Check the following function for partial or total differentiability and calculate the partial/total derivative if it exists.
$f : ℝ^2 → ℝ, f(x,y) = \sqrt[3]{x^2*y^2}$
Attempt:
i dont know if its correct, but I found the definition that the function is differentiable at the point $x_0$ if the following limit exists:
$\qquad\lim\limits_{t → 0}\frac{f(x_0+t)-f(x_0)}{t}$
The partial derivative of $f(x,y)$ with respect to $x$ at $(x_0,y_0)$ is
$\qquad ∂_x f(x_0,y_0) =\lim\limits_{t → 0}\frac{f(x_0+t,y_0)-f(x_0,y_0)}{t}$
if the limit exists.

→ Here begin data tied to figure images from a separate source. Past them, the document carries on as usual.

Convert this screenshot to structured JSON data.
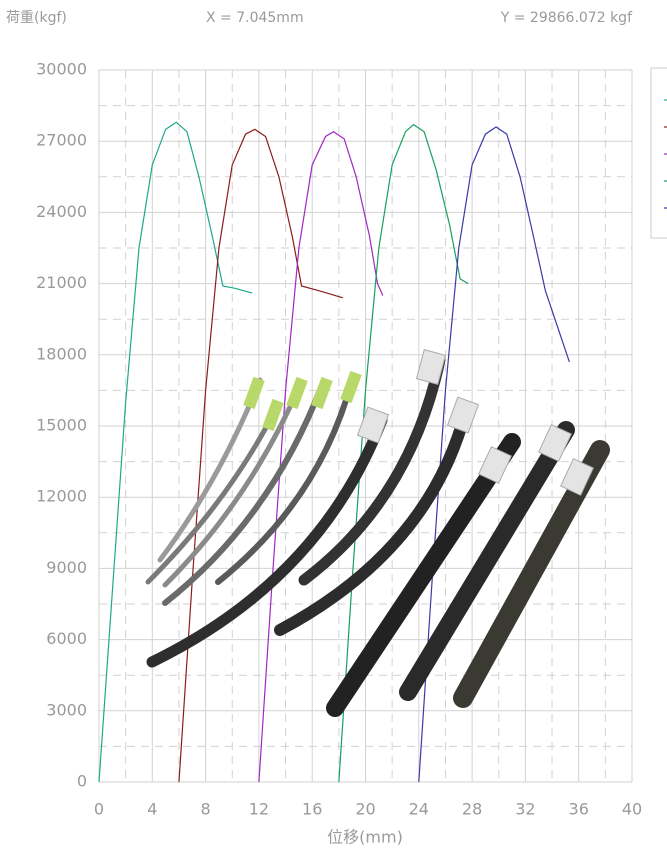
{
  "chart_data": {
    "type": "line",
    "title": "荷重(kgf)",
    "annotations": [
      "X = 7.045mm",
      "Y = 29866.072 kgf"
    ],
    "x_label": "位移(mm)",
    "xlim": [
      0,
      40
    ],
    "xticks": [
      0,
      4,
      8,
      12,
      16,
      20,
      24,
      28,
      32,
      36,
      40
    ],
    "ylim": [
      0,
      30000
    ],
    "yticks": [
      0,
      3000,
      6000,
      9000,
      12000,
      15000,
      18000,
      21000,
      24000,
      27000,
      30000
    ],
    "grid": true,
    "legend": "upper right",
    "series": [
      {
        "color": "#1fa88c",
        "x": [
          0,
          1,
          2,
          3,
          4,
          5,
          5.8,
          6.6,
          7.5,
          8.5,
          9.3,
          10.2,
          11.5
        ],
        "values": [
          0,
          8000,
          16000,
          22500,
          26000,
          27500,
          27800,
          27400,
          25500,
          23000,
          20900,
          20800,
          20600
        ]
      },
      {
        "color": "#8b1c1c",
        "x": [
          6,
          7,
          8,
          9,
          10,
          11,
          11.7,
          12.5,
          13.5,
          14.5,
          15.2,
          16.5,
          18.3
        ],
        "values": [
          0,
          8500,
          16500,
          22500,
          26000,
          27300,
          27500,
          27200,
          25500,
          23000,
          20900,
          20700,
          20400
        ]
      },
      {
        "color": "#a127c4",
        "x": [
          12,
          13,
          14,
          15,
          16,
          17,
          17.6,
          18.4,
          19.3,
          20.3,
          20.9,
          21.3
        ],
        "values": [
          0,
          8500,
          16500,
          22500,
          26000,
          27200,
          27400,
          27100,
          25500,
          23000,
          21000,
          20500
        ]
      },
      {
        "color": "#17a05e",
        "x": [
          18,
          19,
          20,
          21,
          22,
          23,
          23.6,
          24.4,
          25.3,
          26.3,
          27.1,
          27.7
        ],
        "values": [
          0,
          8500,
          16500,
          22500,
          26000,
          27400,
          27700,
          27400,
          25800,
          23500,
          21200,
          21000
        ]
      },
      {
        "color": "#3a3aa8",
        "x": [
          24,
          25,
          26,
          27,
          28,
          29,
          29.8,
          30.6,
          31.6,
          32.6,
          33.5,
          35.3
        ],
        "values": [
          0,
          8500,
          16500,
          22500,
          26000,
          27300,
          27600,
          27300,
          25500,
          23000,
          20700,
          17700
        ]
      }
    ]
  }
}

Correspondingly, the partial derivative of $f(x,y)$ with respect to $y$ at the point $(x_0,y_0)$ is equal to:
$\qquad ∂_y f(x_0,y_0) =\lim\limits_{t → 0}\frac{f(x_0,y_0+t)-f(x_0,y_0)}{t}$
The problem with this is that if i want to find the limit $t→0$, i would be dividing by zero. Therefore, the fracture must first be remodeled. I try to demonstrate this for the partial derivative with respect to $x$ and also omit the indices on $x$ and $y$:
$\frac{f(x+t,y)-f(x,y)}{t} = \frac{\sqrt[3]{(x+t)^2*y^2} - \sqrt[3]{x^2*y^2}}{t}$
and now, I don't know how to reformulate that further.